Cassis Ignazio · Nationalrat · 2015-06-11
Cassis Ignazio · Nationalrat · Tessin · FDP-Liberale Fraktion · 2015-06-11
Wortprotokoll
Au terme de l'examen de la loi deux divergences subsistent avec le Conseil des Etats.
La première porte sur l'article 3, qui a été légèrement modifié par la commission afin de donner l'autorisation au personnel de santé employé dans les établissements de soins de droit public de pouvoir travailler avec le dossier électronique du patient. Evidemment tout le monde aspire à cet objectif, mais la Constitution prévoit que la compétence de légiférer dans le domaine de la protection des données des établissements publics relève des cantons. C'est ce que dit le Conseil fédéral, et cela ressort aussi d'une expertise. La discussion a été dense au sein de la commission. La majorité de la commission estime qu'il faut avoir une approche pragmatique, donc qu'il faut introduire directement dans la loi fédérale la même règle pour tous les cantons, ce qui va en accélérer la mise en vigueur, même si cette mesure est anticonstitutionnelle. Une minorité quant à elle est d'avis que la Constitution ne nous donne pas le droit de légiférer en la matière et qu'il appartient par conséquent aux cantons de le faire. Il y a donc d'un côté une approche pragmatique, celle de la majorité, et de l'autre une approche déontologique, minoritaire. Comme toujours, ces deux types d'approches ne peuvent converger. Nous avons donc tranché par un vote et c'est l'approche pragmatique qui l'a emporté, par 20 voix contre 4.
Au nom de la commission, je vous propose de soutenir cette approche pragmatique, c'est-à-dire la version du Conseil national. [PAGE 1028]
La deuxième divergence est assez simple, mais elle est au coeur de cette dernière procédure d'élimination des divergences. Nous devons nous demander, une fois la loi entrée en vigueur, combien de temps nous voulons mettre à disposition des acteurs de la santé pour qu'ils l'appliquent. Pour l'appliquer, il faut évidemment se doter d'instruments informatiques; il faut former les gens; il y a tout un travail à faire.

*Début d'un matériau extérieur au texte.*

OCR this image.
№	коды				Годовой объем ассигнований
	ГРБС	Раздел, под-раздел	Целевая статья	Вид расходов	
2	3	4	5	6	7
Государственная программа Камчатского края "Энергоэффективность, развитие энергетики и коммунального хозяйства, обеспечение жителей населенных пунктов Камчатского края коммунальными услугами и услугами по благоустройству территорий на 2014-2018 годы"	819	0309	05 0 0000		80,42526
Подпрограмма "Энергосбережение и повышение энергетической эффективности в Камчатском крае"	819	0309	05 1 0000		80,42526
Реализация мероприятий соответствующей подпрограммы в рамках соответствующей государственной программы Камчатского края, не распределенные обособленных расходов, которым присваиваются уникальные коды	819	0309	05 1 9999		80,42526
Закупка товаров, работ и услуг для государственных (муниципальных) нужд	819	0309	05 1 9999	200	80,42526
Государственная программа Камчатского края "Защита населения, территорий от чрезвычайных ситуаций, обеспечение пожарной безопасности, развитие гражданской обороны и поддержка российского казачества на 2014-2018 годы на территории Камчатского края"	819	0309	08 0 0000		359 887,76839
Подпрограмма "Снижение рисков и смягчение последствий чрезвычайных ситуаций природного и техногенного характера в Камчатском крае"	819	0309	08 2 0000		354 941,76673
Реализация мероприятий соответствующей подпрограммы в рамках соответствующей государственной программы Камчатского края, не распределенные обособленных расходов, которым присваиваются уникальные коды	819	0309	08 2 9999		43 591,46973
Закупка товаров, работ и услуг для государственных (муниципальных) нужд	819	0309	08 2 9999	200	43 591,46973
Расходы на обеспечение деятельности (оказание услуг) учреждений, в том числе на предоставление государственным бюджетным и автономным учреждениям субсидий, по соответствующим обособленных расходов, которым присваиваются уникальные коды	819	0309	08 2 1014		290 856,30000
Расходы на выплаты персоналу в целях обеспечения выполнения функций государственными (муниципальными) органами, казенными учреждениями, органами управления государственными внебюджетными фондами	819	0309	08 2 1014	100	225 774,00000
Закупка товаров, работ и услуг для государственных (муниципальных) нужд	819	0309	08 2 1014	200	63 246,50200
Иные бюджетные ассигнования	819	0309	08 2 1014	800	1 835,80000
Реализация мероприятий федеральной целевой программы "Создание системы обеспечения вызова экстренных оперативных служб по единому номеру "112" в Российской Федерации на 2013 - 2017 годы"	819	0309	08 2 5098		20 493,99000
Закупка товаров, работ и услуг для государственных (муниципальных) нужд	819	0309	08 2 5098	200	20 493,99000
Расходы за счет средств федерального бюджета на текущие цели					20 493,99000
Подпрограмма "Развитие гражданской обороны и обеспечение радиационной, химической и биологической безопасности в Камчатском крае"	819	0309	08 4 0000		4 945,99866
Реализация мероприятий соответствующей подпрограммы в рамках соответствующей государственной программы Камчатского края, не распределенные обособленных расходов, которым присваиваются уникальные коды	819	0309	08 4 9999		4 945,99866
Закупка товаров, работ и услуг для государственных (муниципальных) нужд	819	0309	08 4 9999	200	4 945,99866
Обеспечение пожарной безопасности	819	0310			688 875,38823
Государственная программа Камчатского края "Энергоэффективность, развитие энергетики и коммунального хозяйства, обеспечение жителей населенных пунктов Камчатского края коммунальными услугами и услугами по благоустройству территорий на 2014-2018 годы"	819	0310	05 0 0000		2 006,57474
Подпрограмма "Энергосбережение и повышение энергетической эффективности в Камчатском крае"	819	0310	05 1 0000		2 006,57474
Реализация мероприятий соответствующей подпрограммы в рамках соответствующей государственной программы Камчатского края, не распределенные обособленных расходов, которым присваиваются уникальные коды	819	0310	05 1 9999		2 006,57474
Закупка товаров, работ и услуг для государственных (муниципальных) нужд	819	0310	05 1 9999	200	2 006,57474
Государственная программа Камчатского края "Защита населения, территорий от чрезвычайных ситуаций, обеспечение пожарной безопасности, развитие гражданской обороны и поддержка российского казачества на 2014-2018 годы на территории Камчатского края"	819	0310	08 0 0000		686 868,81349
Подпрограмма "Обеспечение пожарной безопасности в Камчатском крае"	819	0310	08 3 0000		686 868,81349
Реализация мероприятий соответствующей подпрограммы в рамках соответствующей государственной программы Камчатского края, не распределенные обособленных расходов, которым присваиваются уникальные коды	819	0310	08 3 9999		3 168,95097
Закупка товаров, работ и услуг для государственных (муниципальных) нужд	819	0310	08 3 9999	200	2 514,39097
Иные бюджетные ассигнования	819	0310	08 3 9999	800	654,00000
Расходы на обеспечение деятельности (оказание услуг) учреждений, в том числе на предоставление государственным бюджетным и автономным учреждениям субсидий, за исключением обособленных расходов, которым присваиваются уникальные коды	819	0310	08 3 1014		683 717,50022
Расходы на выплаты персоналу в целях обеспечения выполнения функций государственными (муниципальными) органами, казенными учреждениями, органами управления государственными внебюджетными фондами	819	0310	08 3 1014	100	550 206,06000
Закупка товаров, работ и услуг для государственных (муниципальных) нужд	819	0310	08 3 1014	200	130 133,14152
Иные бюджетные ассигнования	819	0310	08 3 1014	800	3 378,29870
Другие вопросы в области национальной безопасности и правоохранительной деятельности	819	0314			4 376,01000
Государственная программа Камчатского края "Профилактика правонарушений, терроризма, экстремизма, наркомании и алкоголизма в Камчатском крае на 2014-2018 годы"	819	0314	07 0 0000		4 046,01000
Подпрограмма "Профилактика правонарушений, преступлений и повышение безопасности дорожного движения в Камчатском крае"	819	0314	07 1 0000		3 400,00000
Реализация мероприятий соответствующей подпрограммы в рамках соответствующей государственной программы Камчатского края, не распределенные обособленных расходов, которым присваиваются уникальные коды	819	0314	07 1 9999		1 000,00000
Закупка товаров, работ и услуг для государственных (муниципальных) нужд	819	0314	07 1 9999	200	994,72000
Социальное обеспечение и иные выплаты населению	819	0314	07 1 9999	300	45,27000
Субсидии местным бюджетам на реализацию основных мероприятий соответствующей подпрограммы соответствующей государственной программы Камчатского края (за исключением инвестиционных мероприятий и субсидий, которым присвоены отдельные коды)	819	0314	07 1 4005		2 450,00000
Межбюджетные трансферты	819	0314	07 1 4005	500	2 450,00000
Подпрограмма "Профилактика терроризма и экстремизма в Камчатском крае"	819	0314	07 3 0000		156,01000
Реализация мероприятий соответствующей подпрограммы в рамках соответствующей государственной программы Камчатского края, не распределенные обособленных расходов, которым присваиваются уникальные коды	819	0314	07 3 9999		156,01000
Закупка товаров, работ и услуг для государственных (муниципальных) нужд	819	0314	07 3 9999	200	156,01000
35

La question est la suivante: est-ce que cette loi, qui postule que chaque patient en Suisse peut bénéficier d'un dossier électronique, doit être obligatoirement respectée par tout le monde, ou laisse-t-on les professionnels de la santé se convaincre au fur et à mesure que le temps passe et l'expérience augmente?
Cette discussion, vous l'avez entendu, n'a pas été facile. En Suisse, en général, on n'aime pas les obligations. Les médecins ne veulent pas d'obligations, mais il est rare qu'il y ait quelqu'un en Suisse qui aime les obligations et qui dise: "Oui contraignez-moi à cela!" En général, nous sommes plutôt réfractaires. Nous avons donc demandé aux intervenants directs ce qu'ils en pensaient. Une discussion a eu lieu, Monsieur le conseiller fédéral Berset vous l'a rappelé, même avant le débat au Parlement. Les médecins nous ont dit: "Si l'instrument est bon, bien sûr que nous allons l'utiliser, c'est dans l'intérêt de nos patients." Une partie des représentants du monde politique dit: "Nous voulons maintenant décider que c'est obligatoire, parce que le sens du dossier repose sur son obligation. Mais nous sommes prêts à vous laisser dix ans de délai." Je ne donnerai pas d'adjectif pour qualifier une obligation qui commence seulement en 2028, mais réfléchissez-y!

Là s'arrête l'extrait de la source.